FOCUS Speaking and Listening; Fluency and spontaneity; Keeping a conversation going
TIME 10 – 15 minutes
Materials and preparation: None, and there is no handout either.
- Tell your students that they will be conversing in pairs, A and B, that A will begin a conversation
by saying one word, B will reply by saying two words, A will respond by saying three words, B will
reply by saying four words, and so on.
- On the board, write A: ‘Hello’, and ask students to tell you two words that someone could say
in reply. Accept any reasonable suggestions such as, Hello, Marie; Sorry, what?; Lovely day!, and
write them on the board too.
- Then write A: ‘…..’ on the board and elicit a response with three words. Again, accept any
reasonable suggestions such as, How are you?; Want a coffee?; Yes, beautiful day.
- If your students are a little slow thinking up ideas, let them plan their upcoming conversation
on paper in pairs.
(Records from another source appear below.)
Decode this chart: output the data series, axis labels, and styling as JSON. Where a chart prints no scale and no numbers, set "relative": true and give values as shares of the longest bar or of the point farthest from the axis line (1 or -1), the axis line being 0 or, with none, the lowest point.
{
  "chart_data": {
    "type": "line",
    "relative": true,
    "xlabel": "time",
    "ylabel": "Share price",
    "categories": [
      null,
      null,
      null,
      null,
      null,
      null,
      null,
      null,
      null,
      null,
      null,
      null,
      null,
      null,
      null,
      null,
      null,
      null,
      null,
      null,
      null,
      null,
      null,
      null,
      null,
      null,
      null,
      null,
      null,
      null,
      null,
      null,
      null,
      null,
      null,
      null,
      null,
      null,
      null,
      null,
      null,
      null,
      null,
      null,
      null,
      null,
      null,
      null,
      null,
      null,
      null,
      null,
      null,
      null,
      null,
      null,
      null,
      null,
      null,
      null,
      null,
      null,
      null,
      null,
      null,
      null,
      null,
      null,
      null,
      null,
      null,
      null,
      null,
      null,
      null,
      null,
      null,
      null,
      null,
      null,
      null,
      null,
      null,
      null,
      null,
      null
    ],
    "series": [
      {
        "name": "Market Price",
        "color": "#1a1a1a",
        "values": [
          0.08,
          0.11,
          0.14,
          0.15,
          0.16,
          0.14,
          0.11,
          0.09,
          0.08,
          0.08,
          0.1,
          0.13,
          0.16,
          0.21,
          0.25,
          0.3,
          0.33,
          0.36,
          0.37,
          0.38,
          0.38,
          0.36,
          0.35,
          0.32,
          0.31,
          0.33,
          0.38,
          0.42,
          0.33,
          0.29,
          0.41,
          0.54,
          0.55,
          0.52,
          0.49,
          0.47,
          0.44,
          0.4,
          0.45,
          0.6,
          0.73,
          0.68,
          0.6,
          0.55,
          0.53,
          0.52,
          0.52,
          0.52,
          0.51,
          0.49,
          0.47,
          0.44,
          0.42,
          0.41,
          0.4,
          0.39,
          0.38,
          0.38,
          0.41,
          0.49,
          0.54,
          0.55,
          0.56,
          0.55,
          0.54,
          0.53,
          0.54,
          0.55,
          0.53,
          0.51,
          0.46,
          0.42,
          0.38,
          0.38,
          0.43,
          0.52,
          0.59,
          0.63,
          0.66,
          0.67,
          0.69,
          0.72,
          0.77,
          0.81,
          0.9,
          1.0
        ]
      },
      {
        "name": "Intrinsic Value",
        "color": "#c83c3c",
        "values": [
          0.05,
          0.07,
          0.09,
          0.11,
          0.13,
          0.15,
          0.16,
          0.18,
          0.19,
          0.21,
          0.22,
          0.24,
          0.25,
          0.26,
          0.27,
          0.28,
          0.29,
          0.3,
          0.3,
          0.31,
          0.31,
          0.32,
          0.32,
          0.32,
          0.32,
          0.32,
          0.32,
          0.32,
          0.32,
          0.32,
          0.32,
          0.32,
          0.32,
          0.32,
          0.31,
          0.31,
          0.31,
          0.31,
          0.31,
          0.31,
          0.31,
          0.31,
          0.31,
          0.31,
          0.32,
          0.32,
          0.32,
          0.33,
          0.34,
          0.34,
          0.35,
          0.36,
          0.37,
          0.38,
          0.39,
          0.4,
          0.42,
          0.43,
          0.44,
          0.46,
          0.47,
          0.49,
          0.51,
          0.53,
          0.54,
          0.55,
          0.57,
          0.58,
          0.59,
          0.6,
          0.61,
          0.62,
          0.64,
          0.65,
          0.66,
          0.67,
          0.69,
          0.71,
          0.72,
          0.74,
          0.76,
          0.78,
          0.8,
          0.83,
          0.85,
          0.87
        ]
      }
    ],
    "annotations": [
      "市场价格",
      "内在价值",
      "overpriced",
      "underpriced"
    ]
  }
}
If they are usually spontaneous, let them start straightaway. The only rule is
that they cannot start with the word Hello, because you’ve already started a dialogue that way.
Encourage them to try to build towards a ten word response from B.
The activity can be made easier for lower level classes by asking them to go up to three (or four words) and then go back and start the sequence over again (with one word), and so on.
Setting an arbitrary constraint such as the number of words or the letter with which utterances must start or restricting the topic and the time, usually distracts students from worrying what to talk about and how to express their thoughts.